Since then, writer and journalist Elderkin and painter Berthoud have recommended books to each other and to family and friends. In 2008, they started using the word “prescription” when recommending books and began practicing at The School of Life in London, set up by renowned philosopher and writer Alain de Botton.
Each session lasts approximately 40 minutes, either in-person or remotely via phone or Skype. Before a session, clients are required to fill in a questionnaire on their reading tastes, where they are at in their lives and their preoccupations. The bibliotherapists do not prescribe books during the session. Instead, they reflect on their choices for a few hours or a couple of days, depending on the client.
And then the prescription of eight books is delivered to the clients, followed by an explanation of their selection.
“Some come back for another session or have an ongoing email correspondence after reading the books,” Berthoud said. “But some just don’t come back to us at all, and that’s fine too.”
Their patients have included people with severe psychological problems such as schizophrenia or bipolar disease. “In those instances, we can help, but tell them to go see a psychiatrist if they have not already,” Berthoud said.
They don’t consider themselves to be psychotherapists. “We are not medically trained, all our knowledge is from reading literature,” Berthoud said.
With the prescription of books, there is also a little section called dosage, which includes precautions and other recommendations.
“We recommend to normally grab every available moment to read,” Elderkin said. But she is well aware that in this era of smartphones, focusing purely on reading sounds anachronistic to some and requires much effort.
“We do advocate people turn off their Wi-Fi, ideally once a week, on a Saturday afternoon, for two hours or so while reading,” Berthoud said.
“Even the whole weekend, why not?” Elderkin said.
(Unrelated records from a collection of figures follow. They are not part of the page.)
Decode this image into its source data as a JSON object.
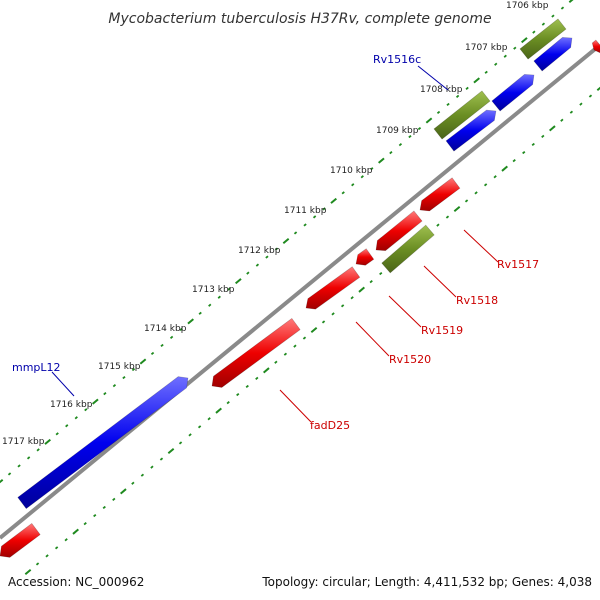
{
  "title": "Mycobacterium tuberculosis H37Rv, complete genome",
  "footer": {
    "accession": "Accession: NC_000962",
    "topology": "Topology: circular; Length: 4,411,532 bp; Genes: 4,038"
  },
  "colors": {
    "backbone": "#8a8a8a",
    "ticks": "#1f8a1f",
    "forward_gene": "#0000ee",
    "reverse_gene": "#ee0000",
    "other_feature": "#6b8e23",
    "forward_label": "#0000aa",
    "reverse_label": "#cc0000"
  },
  "ticks": [
    "1706 kbp",
    "1707 kbp",
    "1708 kbp",
    "1709 kbp",
    "1710 kbp",
    "1711 kbp",
    "1712 kbp",
    "1713 kbp",
    "1714 kbp",
    "1715 kbp",
    "1716 kbp",
    "1717 kbp"
  ],
  "gene_labels": [
    {
      "text": "Rv1516c",
      "strand": "forward"
    },
    {
      "text": "mmpL12",
      "strand": "forward"
    },
    {
      "text": "Rv1517",
      "strand": "reverse"
    },
    {
      "text": "Rv1518",
      "strand": "reverse"
    },
    {
      "text": "Rv1519",
      "strand": "reverse"
    },
    {
      "text": "Rv1520",
      "strand": "reverse"
    },
    {
      "text": "fadD25",
      "strand": "reverse"
    }
  ]
}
They also encourage people to use reading devices such as a Kindle or an iPad, or listen to an audiobook. “We are both lovers of the physical books, you can write on it, you can smell it and see it on the bookshelf,” Elderkin said. “But reading on the devices is better than not reading at all.
“In a way, that is even more important than what you are reading, to make sure to have time to read, which is so hard for people these days.”
Elderkin admitted that it was difficult for them as well. They both have children and are trying to be wives, mothers and career women at the same time.
“We once advised mothers of young children to lock themselves in the toilet, and read for three minutes,” Elderkin said with a smile.
They have compiled the results of all their therapeutic sessions into an extensive book entitled “The Novel Cure.” It was published last year and translated into Korean this year. The book introduces 751 novels that can serve as remedies for both physical and emotional symptoms.
“Our apothecary contains Balzacian balms and Tolstoyan tourniquets, the salves of Saramago and the purges of Perec and Proust,” they write in the book.
When asked about a good cure for Korean people living in a hypercompetitive society, the book doctors recommended “Life: A User’s Manual” by Georges Perec.
“It is a huge, nearly 1,000-page book, but it advocates looking beyond the rat race and seeing what else life is all about and making the most of the moment,” Berthoud said. “Celebrate the joy of life and do not worry about it.”
“I would also suggest ‘Zorba the Greek’ by Nikos Kazantzakis,” Elderkin said. “It stresses laughter and dancing.”
“You’ve got to work hard, because this is the culture and you’ve got to survive, but make sure you take time at the end of the day and have a drink, laugh, dance and love,” Elderkin said. “Have fun!”
They are now working on a book on children, slated for release in 2016. The book is addressed to adults with children in their lives, such as parents or teachers. The topics include tantrums and bed-wetting, refusing to eat your peas, first love and having to wear braces. The book on children will be more serious than their first book, they said.
“You can’t tease when it comes to children, but you can tease the parents a bit,” said Elderkin, who believes that the book will enable people to explore difficult issues related to children more practically and casually.